You may feel overcome by the feeling that somehow you must make it all better, and be frustrated when you find out you can't. There is no easy answer, and no shortcut. Accept what you are feeling. Don't be embarrassed. You are facing a serious problem, and it is normal to feel scared, confused, and weak.

Breast cancer will stress your relationship in countless ways. Your lifestyle will be disrupted—by treatment schedules, or by the new financial burdens that prevent you and your loved one from enjoying your usual activities. The roles each of you played in the relationship may change, and you may find that you are now responsible for tasks that are new to you, or that you are unwilling to tackle. You may have to deal with the side effects of her treatment, such as fatigue, vomiting, or loss of sexual drive. And there will be the turmoil of having to make important decisions while facing the uncertainties of the future.

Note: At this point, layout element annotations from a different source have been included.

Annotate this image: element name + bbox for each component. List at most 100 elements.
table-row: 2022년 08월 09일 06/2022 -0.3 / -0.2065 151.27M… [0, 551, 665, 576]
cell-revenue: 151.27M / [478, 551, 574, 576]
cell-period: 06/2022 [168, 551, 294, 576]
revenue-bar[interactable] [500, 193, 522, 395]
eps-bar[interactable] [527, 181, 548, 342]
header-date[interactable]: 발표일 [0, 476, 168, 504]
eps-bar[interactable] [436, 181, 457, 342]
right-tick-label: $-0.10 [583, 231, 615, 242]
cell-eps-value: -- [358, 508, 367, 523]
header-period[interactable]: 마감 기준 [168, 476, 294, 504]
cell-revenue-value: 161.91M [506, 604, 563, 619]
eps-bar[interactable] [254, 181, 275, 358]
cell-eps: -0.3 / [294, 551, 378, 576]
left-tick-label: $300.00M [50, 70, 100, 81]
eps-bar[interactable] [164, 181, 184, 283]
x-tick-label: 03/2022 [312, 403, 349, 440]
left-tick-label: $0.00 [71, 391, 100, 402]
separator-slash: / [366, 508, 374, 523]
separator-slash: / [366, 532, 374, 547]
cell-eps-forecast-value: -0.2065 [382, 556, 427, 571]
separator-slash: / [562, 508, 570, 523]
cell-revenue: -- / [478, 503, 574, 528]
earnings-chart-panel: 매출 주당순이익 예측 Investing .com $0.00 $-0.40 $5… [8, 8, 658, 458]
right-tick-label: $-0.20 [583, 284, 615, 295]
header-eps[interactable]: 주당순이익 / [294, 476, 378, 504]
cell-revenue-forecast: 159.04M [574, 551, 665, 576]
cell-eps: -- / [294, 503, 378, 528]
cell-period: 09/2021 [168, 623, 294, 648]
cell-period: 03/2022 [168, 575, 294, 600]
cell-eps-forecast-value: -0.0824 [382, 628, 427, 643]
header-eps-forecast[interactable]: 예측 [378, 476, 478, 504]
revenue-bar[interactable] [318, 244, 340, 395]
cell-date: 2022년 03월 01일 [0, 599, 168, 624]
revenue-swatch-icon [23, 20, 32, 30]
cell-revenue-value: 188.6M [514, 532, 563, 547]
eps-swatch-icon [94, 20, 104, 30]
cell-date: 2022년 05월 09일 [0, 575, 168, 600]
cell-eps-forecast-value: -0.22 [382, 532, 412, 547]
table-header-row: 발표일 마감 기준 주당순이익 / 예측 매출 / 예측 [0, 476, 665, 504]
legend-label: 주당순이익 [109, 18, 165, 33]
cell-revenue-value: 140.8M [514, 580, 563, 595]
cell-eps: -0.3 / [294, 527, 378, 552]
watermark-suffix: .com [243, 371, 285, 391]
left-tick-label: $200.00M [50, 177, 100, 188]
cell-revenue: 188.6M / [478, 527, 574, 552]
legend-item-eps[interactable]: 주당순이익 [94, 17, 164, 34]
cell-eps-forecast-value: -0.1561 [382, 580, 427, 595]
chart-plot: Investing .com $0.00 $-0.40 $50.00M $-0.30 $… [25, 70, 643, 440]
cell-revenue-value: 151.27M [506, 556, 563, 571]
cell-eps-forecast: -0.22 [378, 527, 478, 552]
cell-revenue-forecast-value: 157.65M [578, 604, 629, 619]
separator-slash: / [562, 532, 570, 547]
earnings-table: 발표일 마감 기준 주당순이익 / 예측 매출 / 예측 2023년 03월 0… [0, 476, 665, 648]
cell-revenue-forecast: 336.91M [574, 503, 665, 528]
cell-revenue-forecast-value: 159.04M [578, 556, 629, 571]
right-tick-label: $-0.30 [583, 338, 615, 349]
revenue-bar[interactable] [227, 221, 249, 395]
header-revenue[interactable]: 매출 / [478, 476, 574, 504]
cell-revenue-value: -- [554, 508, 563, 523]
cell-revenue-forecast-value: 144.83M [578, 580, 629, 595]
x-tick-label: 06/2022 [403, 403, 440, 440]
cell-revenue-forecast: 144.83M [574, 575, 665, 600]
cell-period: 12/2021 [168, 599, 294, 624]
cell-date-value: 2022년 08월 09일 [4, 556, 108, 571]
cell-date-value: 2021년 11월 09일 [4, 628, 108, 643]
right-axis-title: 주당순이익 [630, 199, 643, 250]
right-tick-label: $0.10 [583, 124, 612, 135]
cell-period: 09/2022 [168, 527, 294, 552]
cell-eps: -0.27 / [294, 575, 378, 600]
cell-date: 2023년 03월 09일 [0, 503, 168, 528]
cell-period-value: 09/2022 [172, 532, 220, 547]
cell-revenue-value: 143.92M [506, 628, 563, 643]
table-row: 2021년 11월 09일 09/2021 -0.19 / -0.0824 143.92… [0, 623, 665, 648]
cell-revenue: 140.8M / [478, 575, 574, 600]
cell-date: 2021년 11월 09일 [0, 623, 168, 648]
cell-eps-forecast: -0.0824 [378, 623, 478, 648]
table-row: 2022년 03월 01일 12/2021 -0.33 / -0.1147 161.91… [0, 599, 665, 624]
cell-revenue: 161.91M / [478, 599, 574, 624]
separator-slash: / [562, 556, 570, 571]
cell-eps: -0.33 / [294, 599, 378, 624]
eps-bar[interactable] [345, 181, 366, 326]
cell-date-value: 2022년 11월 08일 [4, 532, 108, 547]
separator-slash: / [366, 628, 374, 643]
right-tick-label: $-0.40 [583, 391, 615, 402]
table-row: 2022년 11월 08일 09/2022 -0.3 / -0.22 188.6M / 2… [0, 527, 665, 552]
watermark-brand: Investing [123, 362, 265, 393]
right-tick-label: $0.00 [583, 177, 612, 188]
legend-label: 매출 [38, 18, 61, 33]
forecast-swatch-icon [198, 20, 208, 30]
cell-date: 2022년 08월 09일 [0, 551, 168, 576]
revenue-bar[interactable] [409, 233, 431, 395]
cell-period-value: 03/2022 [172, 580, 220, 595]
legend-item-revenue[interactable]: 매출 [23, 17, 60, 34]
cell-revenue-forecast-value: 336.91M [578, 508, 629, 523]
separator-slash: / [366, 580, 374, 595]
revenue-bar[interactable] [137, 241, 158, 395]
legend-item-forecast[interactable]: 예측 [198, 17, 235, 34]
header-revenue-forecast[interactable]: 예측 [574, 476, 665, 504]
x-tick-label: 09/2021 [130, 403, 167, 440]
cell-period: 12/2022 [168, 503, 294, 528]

Fear, anxiety, and sadness will affect how the two of you communicate. Acknowledge these feelings. You can be strong and supportive without holding everything inside. In fact, sharing your feelings honestly with her is the best thing you can do. You may be surprised to find that your loved one appreciates the fact that you can express emotions to her. This sharing improves communication and strengthens your relationship—now, and for the long future.

During the first weeks after her diagnosis you will probably feel like you are riding an emotional roller coaster. There will be days when, after a conversation with your loved one, or a visit to the physician, everything will seem under control, and you will feel strong and optimistic. But that very night, negative thoughts will begin to creep into your head, and you'll feel like all is lost, and there is no hope. You may spend the night pacing, or crying, or wondering what you'll do if you lose the woman you love. By morning you'll remember that there are excellent treatment options, and that her outlook for a healthy life is much better than it seemed a few hours ago. And the world will seem much less gloomy.

These swings of feelings are painful and exhausting, but they are normal. The good news is that with time these emotional tidal waves get smaller and smaller—until they are just ripples in a pond, and you find that you can deal with them.